Après cette vue mondiale, Teddy Chalwe Sakupapa en revient à l’Afrique. Il se réfère à la notion de force vitale telle qu’elle apparaît en tant que conception africaine de l’être et la conception bantu du monde telle qu’elle est exprimée en premier par un missionnaire franciscain belge, Placide Tempels dans son livre : La philosophie bantu (1959). Il essaie d’identifier les principes de base qui influencent la vie et le comportement de la communauté baluba, une communauté bantu où il a travaillé comme missionnaire pendant trente ans. Selon lui, la force vitale est la conception unificatrice qui sous-tend la cosmologie, l’éthique et le rituel bantu. La force et l’être sont inséparables. « Cosmologiquement, les bantus conçoivent le monde comme un cosmos ordonné selon une hiérarchie de forces ; dans l’ordre : Dieu, les humains, les animaux, les végétaux, les minéraux. Au-dessus de tout, il y a un Dieu, Esprit et Créateur…. Il est celui qui a la force et la puissance en lui-même. Il donne l’existence, le pouvoir de survie et de croissance aux autres forces… Il est ‘la grande personne’, la ‘grande et puissante force de vie’ ». La conception de Tempels a suscité des réactions variées chez les philosophes et théologiens africains. Y a-t-il un style de pensée africain particulier ? La notion de force vitale est-elle vraiment une conception africaine ? Peut-elle être généralisée à tous les peuples africains ?

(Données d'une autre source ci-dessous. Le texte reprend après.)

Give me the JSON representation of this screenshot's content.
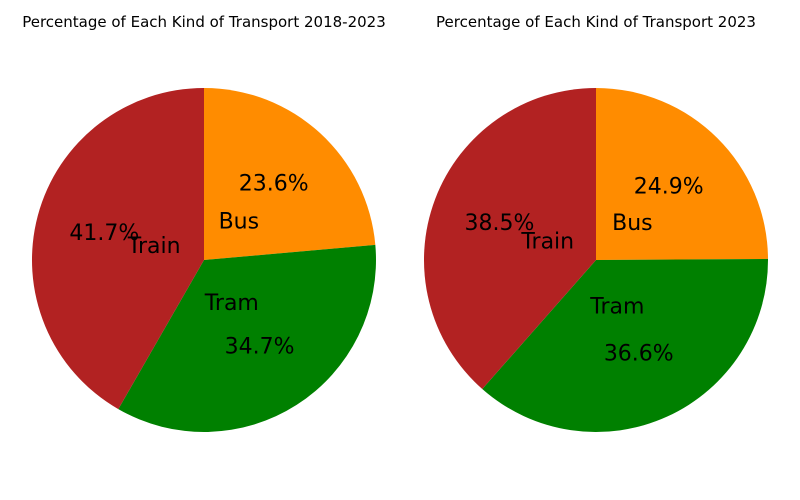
{
  "chart_data": [
    {
      "type": "pie",
      "title": "Percentage of Each Kind of Transport 2018-2023",
      "start_angle_deg": 90,
      "direction": "clockwise",
      "slices": [
        {
          "label": "Bus",
          "value": 23.6,
          "pct_label": "23.6%",
          "color": "#ff8c00"
        },
        {
          "label": "Tram",
          "value": 34.7,
          "pct_label": "34.7%",
          "color": "#008000"
        },
        {
          "label": "Train",
          "value": 41.7,
          "pct_label": "41.7%",
          "color": "#b22222"
        }
      ]
    },
    {
      "type": "pie",
      "title": "Percentage of Each Kind of Transport 2023",
      "start_angle_deg": 90,
      "direction": "clockwise",
      "slices": [
        {
          "label": "Bus",
          "value": 24.9,
          "pct_label": "24.9%",
          "color": "#ff8c00"
        },
        {
          "label": "Tram",
          "value": 36.6,
          "pct_label": "36.6%",
          "color": "#008000"
        },
        {
          "label": "Train",
          "value": 38.5,
          "pct_label": "38.5%",
          "color": "#b22222"
        }
      ]
    }
  ]
}
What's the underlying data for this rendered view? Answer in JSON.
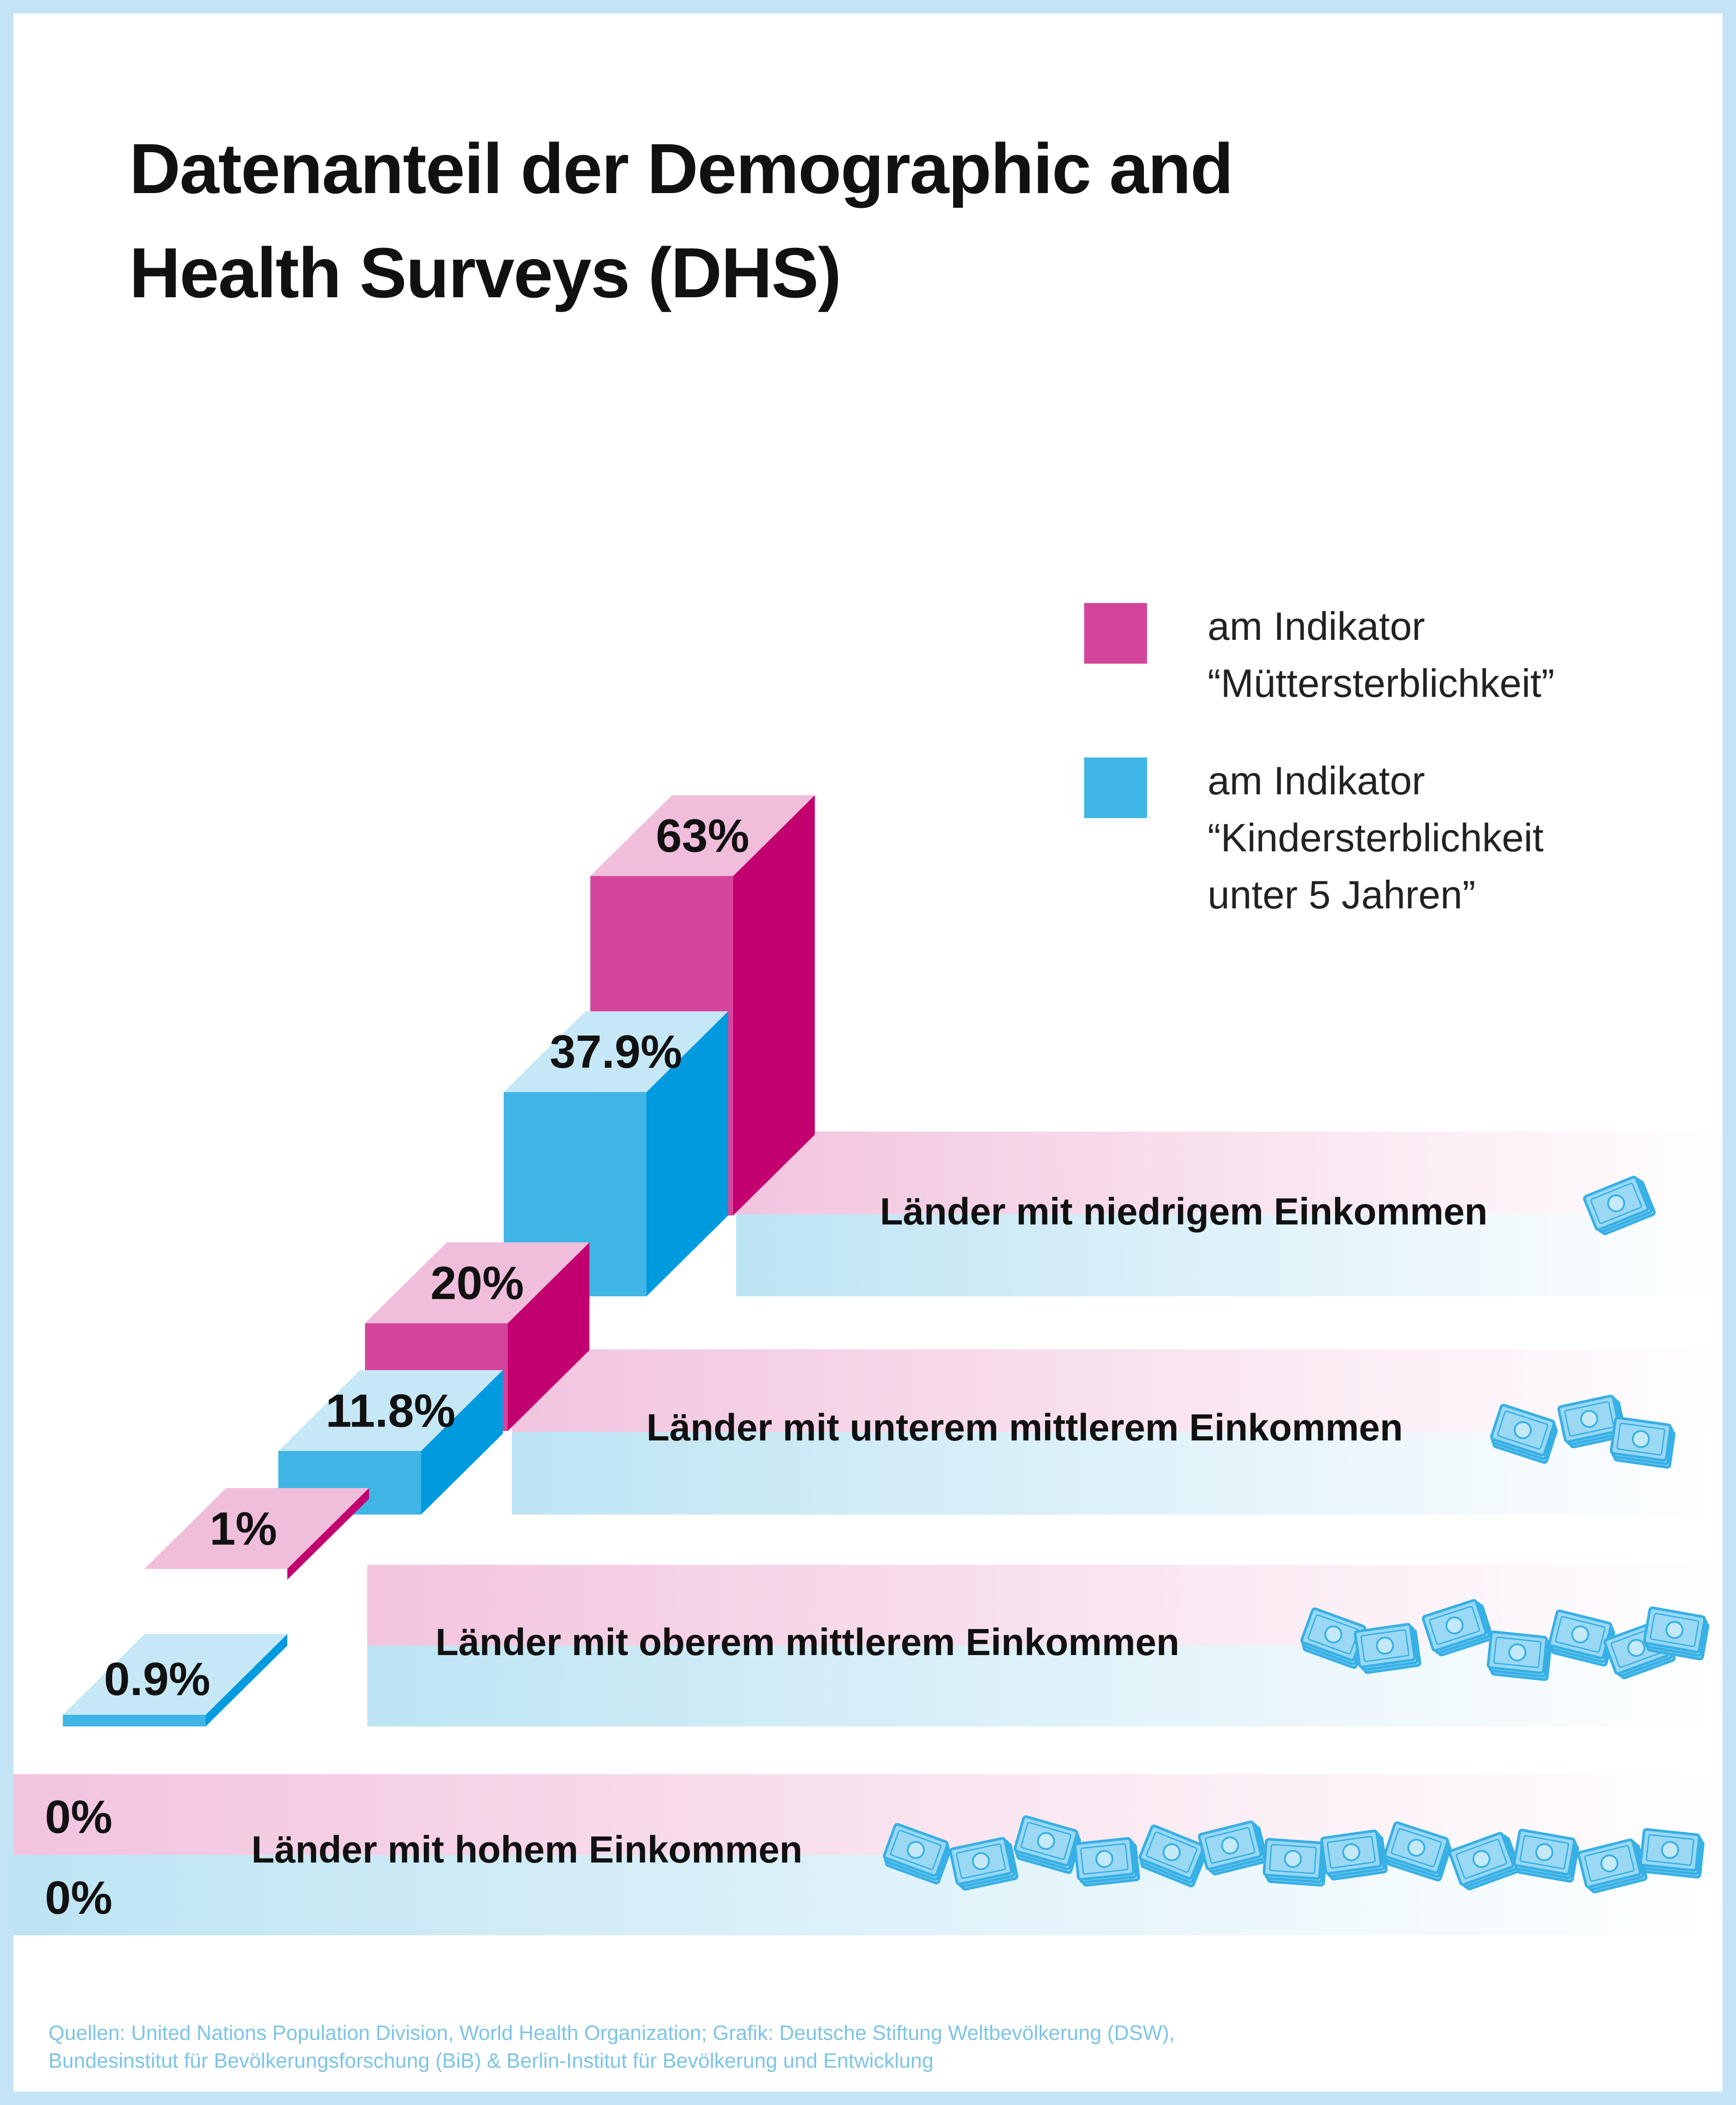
{
  "title": {
    "line1": "Datenanteil der Demographic and",
    "line2": "Health Surveys (DHS)"
  },
  "legend": [
    {
      "lines": [
        "am Indikator",
        "“Müttersterblichkeit”"
      ],
      "color": "#d5449b"
    },
    {
      "lines": [
        "am Indikator",
        "“Kindersterblichkeit",
        "unter 5 Jahren”"
      ],
      "color": "#3fb5e6"
    }
  ],
  "colors": {
    "pink_front": "#d5449b",
    "pink_side": "#c3006f",
    "pink_top": "#f0bddb",
    "pink_band": "#f2c4de",
    "blue_front": "#3fb5e6",
    "blue_side": "#009bdf",
    "blue_top": "#c6e8f6",
    "blue_band": "#bde4f3",
    "money": "#9ad8f4",
    "money_stroke": "#37b0e5"
  },
  "chart_data": {
    "type": "bar",
    "style": "3d-stepped",
    "categories": [
      "Länder mit niedrigem Einkommen",
      "Länder mit unterem mittlerem Einkommen",
      "Länder mit oberem mittlerem Einkommen",
      "Länder mit hohem Einkommen"
    ],
    "series": [
      {
        "name": "am Indikator “Müttersterblichkeit”",
        "values": [
          63,
          20,
          1,
          0
        ],
        "labels": [
          "63%",
          "20%",
          "1%",
          "0%"
        ]
      },
      {
        "name": "am Indikator “Kindersterblichkeit unter 5 Jahren”",
        "values": [
          37.9,
          11.8,
          0.9,
          0
        ],
        "labels": [
          "37.9%",
          "11.8%",
          "0.9%",
          "0%"
        ]
      }
    ],
    "unit": "%",
    "title": "Datenanteil der Demographic and Health Surveys (DHS)",
    "xlabel": "",
    "ylabel": "",
    "ylim": [
      0,
      63
    ]
  },
  "source": {
    "line1": "Quellen: United Nations Population Division, World Health Organization; Grafik: Deutsche Stiftung Weltbevölkerung (DSW),",
    "line2": "Bundesinstitut für Bevölkerungsforschung (BiB) & Berlin-Institut für Bevölkerung und Entwicklung"
  }
}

Selon Teddy Chawe Sakupapa, la thèse de Tempels met bien en évidence « la centralité de la vie et des interrelations entre les êtres dans la vision africaine du monde ». Clairement, ce sont des thèmes qui ont été développés par beaucoup de penseurs, de théologiens et de philosophes africains. L’auteur évoque quelques proximités ; par exemple, Mbiti souligne le caractère central de la communauté (interrelation) en citant cette affirmation : « Je suis parce que nous sommes et puisque nous sommes, je suis ». « Le cadre conceptuel de l’ontologie et de la cosmologie bantu telle qu’exprimée par Tempels et réinterprétée et appropriée par les théologiens africains, indique un sens fort du respect de la vie ». C’est la mise en valeur de la centralité de la vie et de l’interrelation entre les êtres. Dans cette réalité interreliée, il n’y a pas de séparation entre le séculier et le sacré ». « La relationalité est au cœur de l’ontologie africaine ».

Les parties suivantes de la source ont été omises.